Modifying CDC Event and CDC Key
A CDC event represents a single row (record) in the CDC stream. A CDC key is a unique identifier that groups related events together. All events with the same CDC key are written to the same output file, topic, table, etc.
You can use a Preprocessor to modify either the event itself or the CDC key before it is processed or stored.
Preprocessor Basics
Supported scripting language: JavaScript
Available variables:
-
event: the CDC event as a JsonNode
-
key: the CDC key
-
source: the CDC source (also a JsonNode)
-
transactionId: the transaction ID (if transaction markers are enabled)
Accessing and Modifying Event Data
To get the value of a column (as a string):
var val = event.get('column_name').asText();
To set or replace a column value:
event.put('column_name', 'new_value');
Return Values
Your script must return one of the following:
-
true → process the event as is
-
false → skip the event entirely
-
com.toolsverse.util.TypedKeyValue<Boolean, String> → process the event, and override the CDC key
Example: Override the CDC Key
In this example:
-
The event will be processed (true)
-
The CDC key will be overridden with abc, causing the event to be grouped accordingly
var newCdcKey = 'abc';
value = new com.toolsverse.util.TypedKeyValue(true, newCdcKey);
Example: Conditionally Skip CDC Event
In this example:
- The event will not be processed if column has a value 'false'
var colValue = event.get('column_name').asText();
value = !colValue.equals('false');
Transaction Markers
In many real-world scenarios—such as an e-commerce system—individual business operations span multiple database tables. For example, a single purchase order may involve PURCHASE_ORDER, ORDER_LINE, and SHIPMENT_ADDRESS tables. Retrieving the full picture of a transaction requires joining these tables together.
However, with change data capture (CDC), events are streamed one row at a time and can arrive out of order. This makes it difficult to determine which events belong to the same logical transaction.
To solve this, you can enable transaction metadata in the CDC connection. When enabled, the connector emits special transaction marker events that indicate the start and end of each transaction.
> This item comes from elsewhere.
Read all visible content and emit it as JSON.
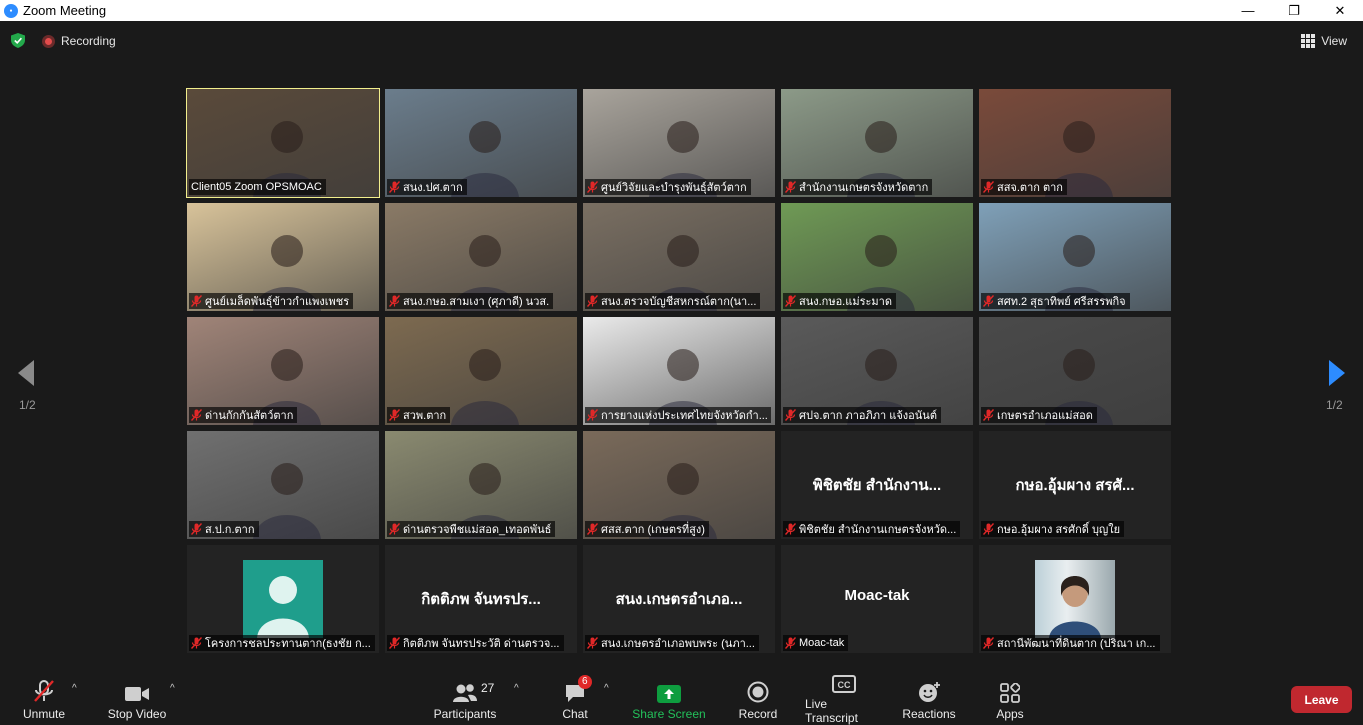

How to Enable Transaction Markers
To enable transaction tracking:
-
Open the CDC connection and enable Provide Transaction Metadata.
-
(Optional) Enable Log Transaction Metadata to write additional metadata (such as involved tables and record counts) to the flow log.
-
(Optional) Enable Log Transaction Start/End to log start and end markers for visibility and debugging.
What Happens When Transaction Metadata Is Enabled
When Provide Transaction Metadata is enabled and the CDC flow is configured to write files:
-
The system creates a separate.end file for each committed transaction involving monitored tables.
-
This.end file is written to the same location as the CDC event files.
-
The file is generated after the transaction commits, using the naming format:
yyyyMMddHHmmssSSS_transactionId.end
This ensures that files sort chronologically by transaction time.
-
All CDC event files created during the transaction will include the same transaction ID as a suffix, allowing them to be easily grouped.
This mechanism helps downstream flows or consumers detect the end of a transaction, group events accordingly, and maintain transactional integrity during processing.